When the lights drop again, the audience ebbs to the stage and the band come on to an enthusiastic but polite cheer: there is respect in this room.  Trail Of Dead’s first set consists entirely of ‘Source Tags & Codes’, with the album’s signature sound complemented by a decade’s worth of complexity, skill and maturity from creative engines Conrad Keely and Jason Reece, both on vocals and guitar, and multi-instrumentalists Jamie Miller on drums and guitar, and Autry Fulbright II on bass.  Reece and Miller will play tag-team for the entirety of these sets, with Reece taking the stage for his songs – including fan favourite ‘Homage’ – and then swapping with Miller to revitalise the percussion as the set drags on; and while perhaps Keely too can’t bear eye contact, Trail Of Dead isn’t shy of marathon tracks like ‘Monsoon’ or the title track ‘Source Tags & Codes’, pursued with an intense and fine industry.
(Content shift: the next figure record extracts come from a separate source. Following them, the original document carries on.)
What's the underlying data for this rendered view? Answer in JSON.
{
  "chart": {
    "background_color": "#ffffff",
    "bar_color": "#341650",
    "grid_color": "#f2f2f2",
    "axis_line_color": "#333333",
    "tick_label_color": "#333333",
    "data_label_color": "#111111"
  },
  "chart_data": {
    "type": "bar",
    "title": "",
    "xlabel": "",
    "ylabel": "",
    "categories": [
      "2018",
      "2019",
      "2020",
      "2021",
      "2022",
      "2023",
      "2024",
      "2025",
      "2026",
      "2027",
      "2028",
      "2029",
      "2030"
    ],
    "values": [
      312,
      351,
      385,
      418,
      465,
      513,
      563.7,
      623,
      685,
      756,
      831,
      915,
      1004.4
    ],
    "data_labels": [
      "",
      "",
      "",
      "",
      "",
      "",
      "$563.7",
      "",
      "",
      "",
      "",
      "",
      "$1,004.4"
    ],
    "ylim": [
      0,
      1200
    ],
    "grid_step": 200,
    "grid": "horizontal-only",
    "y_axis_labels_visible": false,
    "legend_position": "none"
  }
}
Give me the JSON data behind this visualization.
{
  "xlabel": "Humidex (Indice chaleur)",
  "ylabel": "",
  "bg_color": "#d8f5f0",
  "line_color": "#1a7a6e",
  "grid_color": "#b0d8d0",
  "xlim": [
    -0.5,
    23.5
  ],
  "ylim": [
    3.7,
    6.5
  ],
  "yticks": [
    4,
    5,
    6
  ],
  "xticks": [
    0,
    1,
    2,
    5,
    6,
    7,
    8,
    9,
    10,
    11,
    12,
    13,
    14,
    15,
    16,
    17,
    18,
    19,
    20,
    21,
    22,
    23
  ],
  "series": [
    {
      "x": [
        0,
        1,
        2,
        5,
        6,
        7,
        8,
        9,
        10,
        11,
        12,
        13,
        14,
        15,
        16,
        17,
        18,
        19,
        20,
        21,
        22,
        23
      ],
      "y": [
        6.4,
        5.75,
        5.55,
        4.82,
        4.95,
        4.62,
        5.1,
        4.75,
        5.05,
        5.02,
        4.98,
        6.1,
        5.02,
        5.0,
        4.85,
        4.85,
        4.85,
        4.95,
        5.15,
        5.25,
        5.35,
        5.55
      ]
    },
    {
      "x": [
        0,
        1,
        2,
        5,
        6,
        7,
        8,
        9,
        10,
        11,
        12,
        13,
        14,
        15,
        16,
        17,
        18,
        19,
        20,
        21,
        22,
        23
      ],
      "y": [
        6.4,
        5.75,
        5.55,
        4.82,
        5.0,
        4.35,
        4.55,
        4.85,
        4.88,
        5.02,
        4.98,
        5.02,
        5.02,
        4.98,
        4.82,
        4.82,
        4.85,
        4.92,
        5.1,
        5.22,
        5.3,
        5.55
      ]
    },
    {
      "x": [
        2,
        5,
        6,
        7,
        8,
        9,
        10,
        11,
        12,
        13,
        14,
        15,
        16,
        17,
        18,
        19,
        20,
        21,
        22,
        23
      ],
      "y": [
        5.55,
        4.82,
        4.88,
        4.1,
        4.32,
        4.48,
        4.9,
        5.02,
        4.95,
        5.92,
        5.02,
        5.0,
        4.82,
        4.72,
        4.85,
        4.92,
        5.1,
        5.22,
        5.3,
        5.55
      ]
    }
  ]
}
The crowd thrash along to the band as they launch straight into their second set without pause, playing off their other offerings including the new album ‘Lost Song’.  Trail Of Dead cast long shadows with mystical, glass-like guitar melodies floating over the distant thunder of their metal influences; the songs are hurricane confusion with the clear eye of the storm moving through each track.  What is one moment a throbbing riff, a guitar scream, an assault is then bell-jar delicacy.  Trail Of Dead finish anthemic, thematic, and huge as they welcome Calligeros’ onto stage for their final encores.  He looks more ecstatic to be in Trail Of Dead than Sincerely, Grizzly – but who isn’t, in the face of their heroes?

‘LIVE REVIEW: Trail Of Dead at the Rosemount Hotel’, by Richard Moore.